The present invention provides a transformation vector comprising a gene encoding for an enzyme transforming the glycolic acid into glycolyl-coA.

In another embodiment of the invention, said gene(s) may be integrated into the chromosome of the microorganism. There may be one or several copies of the gene that can be introduced into the genome of an organism, by methods of recombination well known by the man skilled in the art.

Another mean to obtain an overexpression of the genes is to modify the expression or regulation of the elements stabilizing the corresponding messenger RNA (Carrier et al. Biotechnol Bioeng. 59:666-72, 1998) if translation of the mRNA is optimized, then the amount of available enzyme is increased.

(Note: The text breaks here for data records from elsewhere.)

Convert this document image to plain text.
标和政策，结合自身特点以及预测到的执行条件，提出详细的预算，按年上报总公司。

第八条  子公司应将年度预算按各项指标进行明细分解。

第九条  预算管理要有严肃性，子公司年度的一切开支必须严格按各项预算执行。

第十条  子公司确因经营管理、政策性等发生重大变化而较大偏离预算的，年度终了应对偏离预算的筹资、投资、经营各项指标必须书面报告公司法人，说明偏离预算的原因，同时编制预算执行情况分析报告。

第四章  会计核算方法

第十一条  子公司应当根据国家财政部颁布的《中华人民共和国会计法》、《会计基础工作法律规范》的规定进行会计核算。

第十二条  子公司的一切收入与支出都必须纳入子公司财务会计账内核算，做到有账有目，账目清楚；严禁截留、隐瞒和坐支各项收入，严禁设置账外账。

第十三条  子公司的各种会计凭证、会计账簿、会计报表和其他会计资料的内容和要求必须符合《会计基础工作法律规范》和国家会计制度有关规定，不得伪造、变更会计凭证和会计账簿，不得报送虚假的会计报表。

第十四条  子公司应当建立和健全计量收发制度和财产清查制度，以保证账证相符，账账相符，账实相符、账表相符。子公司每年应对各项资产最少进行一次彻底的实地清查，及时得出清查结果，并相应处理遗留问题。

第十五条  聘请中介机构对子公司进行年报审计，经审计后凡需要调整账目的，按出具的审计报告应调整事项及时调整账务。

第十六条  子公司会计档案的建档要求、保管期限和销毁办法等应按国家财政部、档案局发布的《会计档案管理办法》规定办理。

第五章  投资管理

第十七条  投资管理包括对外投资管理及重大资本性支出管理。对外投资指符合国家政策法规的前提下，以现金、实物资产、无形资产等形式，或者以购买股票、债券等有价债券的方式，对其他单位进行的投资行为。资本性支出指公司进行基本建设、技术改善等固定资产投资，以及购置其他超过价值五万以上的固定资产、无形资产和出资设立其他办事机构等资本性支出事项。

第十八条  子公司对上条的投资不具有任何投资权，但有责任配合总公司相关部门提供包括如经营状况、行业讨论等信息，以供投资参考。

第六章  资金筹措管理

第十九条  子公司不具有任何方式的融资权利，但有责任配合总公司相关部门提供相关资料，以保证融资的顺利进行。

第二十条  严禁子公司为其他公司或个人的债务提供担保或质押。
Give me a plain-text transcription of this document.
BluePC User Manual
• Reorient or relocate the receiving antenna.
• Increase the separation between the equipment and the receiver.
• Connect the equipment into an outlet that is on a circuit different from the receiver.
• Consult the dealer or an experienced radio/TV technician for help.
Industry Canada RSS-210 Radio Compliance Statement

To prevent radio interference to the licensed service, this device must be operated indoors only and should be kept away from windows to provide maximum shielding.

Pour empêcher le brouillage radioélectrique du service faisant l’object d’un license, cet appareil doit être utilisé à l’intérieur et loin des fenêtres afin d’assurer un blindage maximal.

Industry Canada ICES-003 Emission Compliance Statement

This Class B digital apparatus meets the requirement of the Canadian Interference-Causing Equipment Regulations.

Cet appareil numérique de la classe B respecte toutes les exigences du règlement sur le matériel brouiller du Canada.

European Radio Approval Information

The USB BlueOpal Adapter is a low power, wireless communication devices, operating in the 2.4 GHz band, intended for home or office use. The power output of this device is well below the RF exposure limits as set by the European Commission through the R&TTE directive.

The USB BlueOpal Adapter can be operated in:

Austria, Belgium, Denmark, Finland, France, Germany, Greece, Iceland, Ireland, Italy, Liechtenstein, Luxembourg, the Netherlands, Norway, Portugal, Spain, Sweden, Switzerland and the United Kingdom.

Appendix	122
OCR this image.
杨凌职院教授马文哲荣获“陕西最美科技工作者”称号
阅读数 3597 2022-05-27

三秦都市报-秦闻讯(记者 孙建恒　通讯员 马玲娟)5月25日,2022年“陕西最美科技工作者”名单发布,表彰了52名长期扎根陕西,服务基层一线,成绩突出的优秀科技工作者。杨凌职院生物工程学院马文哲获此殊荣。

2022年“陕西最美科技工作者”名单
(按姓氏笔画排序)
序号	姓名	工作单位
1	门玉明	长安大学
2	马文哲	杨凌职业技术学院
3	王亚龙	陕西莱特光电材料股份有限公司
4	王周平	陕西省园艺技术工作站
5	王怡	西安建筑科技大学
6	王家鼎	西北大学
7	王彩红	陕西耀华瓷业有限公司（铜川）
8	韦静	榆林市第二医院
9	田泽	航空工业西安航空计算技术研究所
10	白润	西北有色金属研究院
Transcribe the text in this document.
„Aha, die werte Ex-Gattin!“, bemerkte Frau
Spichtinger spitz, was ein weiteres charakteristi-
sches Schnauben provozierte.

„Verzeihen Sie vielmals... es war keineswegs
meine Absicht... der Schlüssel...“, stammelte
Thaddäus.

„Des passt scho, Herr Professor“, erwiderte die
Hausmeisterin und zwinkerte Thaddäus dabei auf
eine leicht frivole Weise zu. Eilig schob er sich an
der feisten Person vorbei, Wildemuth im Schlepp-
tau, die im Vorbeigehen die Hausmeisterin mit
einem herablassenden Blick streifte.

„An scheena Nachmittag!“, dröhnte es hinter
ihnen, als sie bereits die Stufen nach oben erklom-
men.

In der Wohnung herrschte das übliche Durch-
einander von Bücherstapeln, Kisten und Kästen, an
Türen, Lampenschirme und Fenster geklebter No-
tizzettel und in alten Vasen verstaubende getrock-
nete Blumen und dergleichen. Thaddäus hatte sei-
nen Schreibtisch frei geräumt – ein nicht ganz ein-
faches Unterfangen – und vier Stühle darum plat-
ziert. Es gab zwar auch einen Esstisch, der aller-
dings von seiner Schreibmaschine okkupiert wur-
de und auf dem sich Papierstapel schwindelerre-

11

The recombinant microorganism used in the invention also expresses a gene encoding for a polyhydroxyalkanoate synthase. Four major classes of PHA can be distinguished (Rhem, B., 2003). Class I and Class II PHA synthases comprise enzymes consisting of only one type of subunit (PhaC). According to their in vivo and in vitro specificity, class I PHA synthases (e.g. in Ralstonia eutropha) preferentially utilize CoA-thioester of various hydroxy fatty acids comprising 3 to 5 carbons atoms, whereas class II PHA synthases (e.g. in Pseudomonas aeruginosa) preferentially utilize CoA-thioester of various hydroxy fatty acids comprising 6 to 14 carbon atoms. Class III synthases (e.g. in Allochromatium vinosum) comprises enzymes consisting of two different types of subunits: the PhaC and the PhaE subunits. These PHA synthases prefer CoA-thioesters of hydroxy fatty acids comprising 3 to 5 carbons atoms. Class IV PHA synthases (e.g. in Bacillus megaterium) resemble the class III PHA synthases, but PhaE is replaced by PhaR.

In a specific embodiment of the invention, the gene encoding the heterologous PHA synthase is chosen among phaC, phaEC or phaCR, preferentially among phaC and phaEC and most preferentially the gene selected is phaC encoding an enzyme of Class I PHA synthases. As previously exposed, use of these denominations ‘phaC’, ‘phaEC’ and ‘phaCR’ cover all the corresponding genes and proteins in other organisms, more particularly microorganisms. Indeed, using the references given in GenBank for known genes, those skilled in the art are able to determine the equivalent genes in other organisms, bacterial strains, yeasts, fungi, mammals, plants, etc. This routine work is advantageously done using consensus sequences that can be determined by carrying out sequence alignments with genes derived from other microorganisms, and designing degenerate probes to clone the corresponding gene in another organism. All equivalent genes are incorporated herein by reference.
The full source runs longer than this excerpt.